Errors use HTTP status codes and a JSON body that usually includes a type (short code) and description (human-readable message). Your integration should log the full body when troubleshooting.

Common situations

HTTP status Typical type (examples) What it usually means for you
400 INVALID_REQUEST Invalid JSON, missing fields, or values out of range (for example bad wb_window or coordinates).
401 NO_AUTH_KEY No Authorization header or empty token.
403 INVALID_AUTH_KEY, ACCOUNT_EXPIRED Token rejected or account access ended.
403 OUT_OF_BOUND_LOCATION The point is outside the geographic area served for flood models in this deployment.
404 NO_SPATIAL_COORDINATES Address endpoint only — the address could not be geocoded to coordinates.
429 TOO_MANY_REQUESTS Slow down; you are sending requests too quickly.
429 QUOTA_REACHED Contract quota exceeded; contact Geosapiens.
500 INTERNAL_SERVER_ERROR, NO_DATA Server or data issue; retry later and contact support if it persists.

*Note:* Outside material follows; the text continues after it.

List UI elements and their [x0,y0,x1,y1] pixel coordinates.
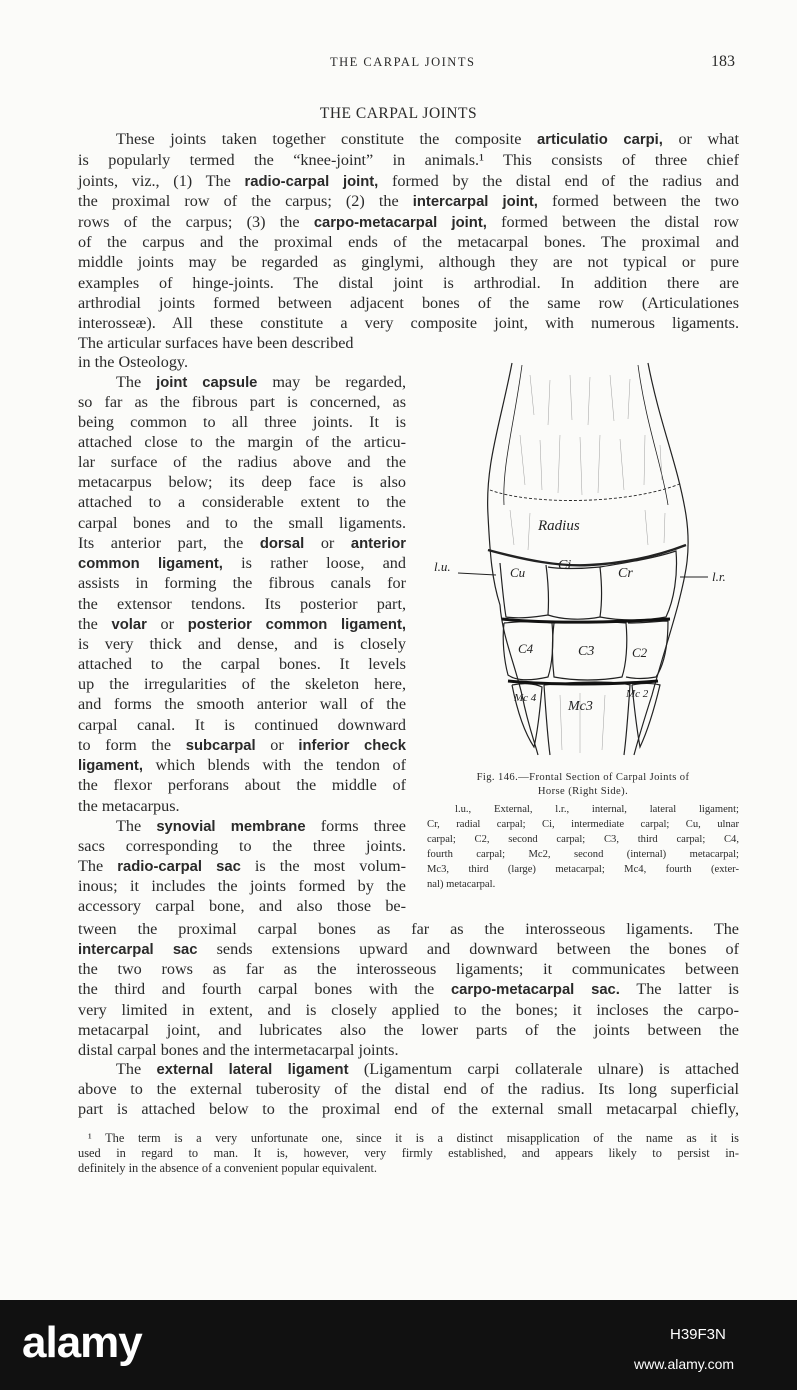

Exact type strings may match your environment’s release; always use statusCode and description for user messaging if you need a stable text.

Example error body

{
  "uuid": "739cf562-1016-4275-aafd-42f9e5102fa3",
  "timeStamp": "2023-8-11 14:51:55 UTC",
  "statusCode": 401,
  "status": "Unauthorized",
  "type": "NO_AUTH_KEY",
  "description": "An authorization token is required to access this resource."
}

Some errors also return a details object with per-field information. For the Essential API, those details refer to the seven score fields when applicable.